The semester ended today (Friday the 18th), meaning that exams were given this week (in high school only – middle school still had normal classes, in theory) and report cards were handed out this afternoon. Today was also our last day in our current location, so we recruited all middle and high school students to help the teachers label the desks, pack the books, take down the posters, and load the trucks. Tomorrow, we’ll begin unpacking in our gorgeous new facilities on the outskirts of town. Students and teachers worked HARD today and got a lot done! Many of them have never really done chores, so they have limited experience with this kind of manual labor. It's child labor, they cried! It's character building, I retorted.

It’s been neat to get a glimpse of the building process, albeit only toward the end of it. For example, in Cambodia, the construction crews are generally from the provinces (AKA rural areas). They move around for different jobs, bringing their families, and sleep at the construction site. So when I went out to visit the school about six weeks ago, I found the ground level full of hammocks, cooking areas, small children, and roosters. Another interesting tidbit is that we got to pick our paint colors for our new rooms! I picked a sage green for two walls and cream for another two walls, but a few teachers went bolder, with salmon or bright red on some walls. Because paint jobs don’t last very long here, it’s not a big deal to have a color not every teacher would love: they’ll be painted over in a year or two, anyway.

Many students’ first official tour of the school came last weekend, at the middle and high school Christmas concert. It was Logos’ first-ever band concert (for middle school only), and it was a labor of love to acquire instruments for the band! You can buy guitars and local traditional instruments here, but I guess not things like flutes and trumpets and keyboards. So they arrived very piecemeal, from donors overseas or in suitcases. I was quite impressed by their sound! It was a step above my memory of middle school band concerts, partly because of strategic placement of several musically gifted students. The choir concert also sounded lovely. Everyone wore black clothes, which is strongly associated with mourning here, so the girls also wore the beautiful scarves available at markets here. It looked so nice together.

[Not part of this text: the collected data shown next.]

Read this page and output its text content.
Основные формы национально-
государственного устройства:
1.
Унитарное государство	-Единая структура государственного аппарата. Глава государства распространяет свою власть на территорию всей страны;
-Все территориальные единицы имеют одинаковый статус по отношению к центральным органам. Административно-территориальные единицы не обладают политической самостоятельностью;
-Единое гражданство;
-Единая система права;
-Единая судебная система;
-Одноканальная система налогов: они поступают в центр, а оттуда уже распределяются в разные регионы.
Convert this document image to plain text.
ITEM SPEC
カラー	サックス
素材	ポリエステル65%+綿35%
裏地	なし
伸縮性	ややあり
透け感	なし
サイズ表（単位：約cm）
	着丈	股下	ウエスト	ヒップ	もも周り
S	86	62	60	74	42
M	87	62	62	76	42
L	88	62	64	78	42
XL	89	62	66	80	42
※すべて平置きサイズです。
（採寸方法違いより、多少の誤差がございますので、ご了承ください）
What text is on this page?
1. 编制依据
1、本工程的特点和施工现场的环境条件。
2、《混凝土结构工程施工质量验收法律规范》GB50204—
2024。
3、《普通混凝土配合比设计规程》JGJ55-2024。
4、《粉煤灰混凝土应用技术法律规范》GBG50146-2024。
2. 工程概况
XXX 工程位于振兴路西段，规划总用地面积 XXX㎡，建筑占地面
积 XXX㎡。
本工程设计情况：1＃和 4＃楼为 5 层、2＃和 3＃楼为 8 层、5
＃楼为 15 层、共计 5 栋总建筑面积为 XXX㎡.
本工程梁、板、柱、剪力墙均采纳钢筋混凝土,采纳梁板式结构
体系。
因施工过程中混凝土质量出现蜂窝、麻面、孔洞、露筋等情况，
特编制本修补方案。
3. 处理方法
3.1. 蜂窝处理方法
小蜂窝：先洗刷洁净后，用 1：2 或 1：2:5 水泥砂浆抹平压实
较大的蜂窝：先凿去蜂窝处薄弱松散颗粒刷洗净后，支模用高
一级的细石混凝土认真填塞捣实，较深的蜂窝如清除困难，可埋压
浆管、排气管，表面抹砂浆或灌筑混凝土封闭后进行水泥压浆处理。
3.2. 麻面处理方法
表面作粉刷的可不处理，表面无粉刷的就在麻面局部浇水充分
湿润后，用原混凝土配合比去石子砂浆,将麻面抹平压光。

I’m quite excited for my new classroom! It’s considerably larger, and I'll actually have options in arranging the seats. (Right now, the rows are packed in, and students in the fifth row always complain they can't see to the front in my long, narrow room. There, I can have twice as many front-row seats, since that's where many students prefer to sit! I never had this problem in the US.) All that I’m dreading is the distance (about a 10-minute car or moto ride, or 15 minutes by tuk-tuk). It’s been so great to dash over to school on foot to grade on the weekends, or swim in the pool, or use their Internet. Now I’ll need to be more organized, especially since Sarah and I are hoping to share a moto. Many Logos families are moving out to that area: housing is cheap, and almost all expats in Cambodia rent properties, so it’s not hard to move. Logos will really shape the neighborhood, where no homes even existed a few years ago, and many new ones are still being built. But it’s pretty isolated from markets, farther from downtown, etc. I’m also really attached to Sovannary and a few of the neighbor girls. So I’d consider moving after next summer, but it’d be so nice to stay here in Toul Kork.